If you do it out of your own freewill, that’s great. At least you are intentional about it.
Then come a day when something happened in your personal life that required your immediate attention. And it’s a weekend. It’s your much deserved rest day. At the same time, because of your “constant” showing up at work, your bosses want you to work over the weekends to prepare for a proposal for an upcoming contract that the company desparately needs.
Now, because you are so responsible and professional, you choose to do what your bosses asked and put the personal situation aside. The situation could be anything. It could be something as simple as your best friend’s birthday, or as tragic as someone you love died, or something as joyous as your wife is giving birth to your first child.
Maybe you don’t think it’s wrong. Maybe you think that there’s always another time.
But life is unpredictable. By putting your work and the company your work for front and center of everything, you risk creating a massive discontent and imbalance in your life. Who knows one day, the company decides to lay you off because of lack of funds in its banks. Then you finally realise you sacrifice your life, energy, and relationships for the wrong reason.
I’m not saying not to be irresponsible or be unprofessional. But there has to be a line between you taking care of your tasks and you putting yourself, your life, your relationship first. Nothing, and I mean nothing, is more important than your family, your friends and your health. After all, the company is not going to cry when you die. Maybe your friends who are also your colleagues will. The company is not going to miss you when you leave. They will just hire another to replace you. You are there to add value to the company’s bottom line and in return you are paid for the effort. If you can’t add value, you are let go.

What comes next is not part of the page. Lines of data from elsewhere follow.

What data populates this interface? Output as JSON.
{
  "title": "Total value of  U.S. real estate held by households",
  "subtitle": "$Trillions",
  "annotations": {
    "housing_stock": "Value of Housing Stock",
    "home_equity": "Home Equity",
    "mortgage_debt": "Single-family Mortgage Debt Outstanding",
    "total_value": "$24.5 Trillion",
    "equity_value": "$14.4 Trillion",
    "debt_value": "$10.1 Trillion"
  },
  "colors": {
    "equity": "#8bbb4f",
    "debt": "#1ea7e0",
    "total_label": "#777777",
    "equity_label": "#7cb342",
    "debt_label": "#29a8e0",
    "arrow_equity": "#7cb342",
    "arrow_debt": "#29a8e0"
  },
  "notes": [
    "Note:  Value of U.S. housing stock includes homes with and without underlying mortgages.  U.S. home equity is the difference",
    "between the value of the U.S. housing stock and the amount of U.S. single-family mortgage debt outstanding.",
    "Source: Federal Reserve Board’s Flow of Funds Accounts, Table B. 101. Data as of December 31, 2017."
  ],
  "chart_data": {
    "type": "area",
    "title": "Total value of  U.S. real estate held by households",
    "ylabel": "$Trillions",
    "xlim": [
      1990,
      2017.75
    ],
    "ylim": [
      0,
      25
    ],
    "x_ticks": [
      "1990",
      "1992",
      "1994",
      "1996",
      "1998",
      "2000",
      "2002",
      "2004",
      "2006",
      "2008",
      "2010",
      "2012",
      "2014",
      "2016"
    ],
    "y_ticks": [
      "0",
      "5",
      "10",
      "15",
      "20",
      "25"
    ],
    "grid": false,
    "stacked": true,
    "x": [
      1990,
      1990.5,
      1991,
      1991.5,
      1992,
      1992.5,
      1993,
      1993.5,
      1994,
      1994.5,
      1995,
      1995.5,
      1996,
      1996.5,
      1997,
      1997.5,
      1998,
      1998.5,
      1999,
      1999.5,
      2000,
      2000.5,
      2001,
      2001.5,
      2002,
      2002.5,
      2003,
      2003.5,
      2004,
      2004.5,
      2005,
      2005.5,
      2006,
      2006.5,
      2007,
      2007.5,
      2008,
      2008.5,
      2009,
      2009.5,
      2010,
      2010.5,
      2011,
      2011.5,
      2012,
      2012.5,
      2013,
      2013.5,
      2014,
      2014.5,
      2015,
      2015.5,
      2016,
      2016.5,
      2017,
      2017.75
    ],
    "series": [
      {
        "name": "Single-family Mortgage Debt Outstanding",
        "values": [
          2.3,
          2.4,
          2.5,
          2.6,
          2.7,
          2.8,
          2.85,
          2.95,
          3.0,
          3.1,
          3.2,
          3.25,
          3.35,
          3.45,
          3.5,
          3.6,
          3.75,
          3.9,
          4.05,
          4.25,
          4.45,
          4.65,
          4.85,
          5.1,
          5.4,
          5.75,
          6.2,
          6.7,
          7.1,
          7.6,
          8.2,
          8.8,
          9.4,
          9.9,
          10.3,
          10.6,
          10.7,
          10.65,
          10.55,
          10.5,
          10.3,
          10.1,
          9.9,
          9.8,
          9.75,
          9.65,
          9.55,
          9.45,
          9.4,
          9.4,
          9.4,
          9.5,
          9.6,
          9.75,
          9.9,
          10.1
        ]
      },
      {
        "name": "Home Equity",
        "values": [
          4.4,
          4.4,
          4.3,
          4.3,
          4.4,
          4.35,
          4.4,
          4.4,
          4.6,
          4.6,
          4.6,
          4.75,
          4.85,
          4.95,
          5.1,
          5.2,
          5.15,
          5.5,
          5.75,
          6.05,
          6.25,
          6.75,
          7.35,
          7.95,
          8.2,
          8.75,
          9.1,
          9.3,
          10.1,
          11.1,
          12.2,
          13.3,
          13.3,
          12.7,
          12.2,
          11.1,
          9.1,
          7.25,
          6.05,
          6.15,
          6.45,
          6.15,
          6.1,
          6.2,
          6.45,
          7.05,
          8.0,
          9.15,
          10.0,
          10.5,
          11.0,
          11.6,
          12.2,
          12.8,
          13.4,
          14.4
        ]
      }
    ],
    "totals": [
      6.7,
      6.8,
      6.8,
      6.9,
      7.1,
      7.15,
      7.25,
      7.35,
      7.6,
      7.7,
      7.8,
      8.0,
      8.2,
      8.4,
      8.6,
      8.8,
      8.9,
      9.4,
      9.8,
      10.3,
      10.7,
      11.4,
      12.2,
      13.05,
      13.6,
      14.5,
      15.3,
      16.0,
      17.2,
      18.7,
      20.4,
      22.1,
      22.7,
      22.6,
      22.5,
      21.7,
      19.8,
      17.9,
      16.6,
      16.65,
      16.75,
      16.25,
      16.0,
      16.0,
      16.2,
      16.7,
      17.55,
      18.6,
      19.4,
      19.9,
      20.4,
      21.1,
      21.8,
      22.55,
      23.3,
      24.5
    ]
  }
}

So if you think or feel that you should take a day off from work, do it. And if the company decides to force you to go back for a team building event on a weekend and it’s a non-working day, it doesn’t mean you should go for it unless, well, you really love hanging out with your colleagues. Then, by all means go. I for one only have my weekends to catch up on my sleep and rest. So I draw a line there.
Always remember that, the company doesn’t own you even though the company usually has a bigger negotiating power. At the end of the day, both of you are in a service contract that can be terminated anytime. When the contract is terminated, you don’t own the company anything unless, well, you stole something that doesn’t belong to you.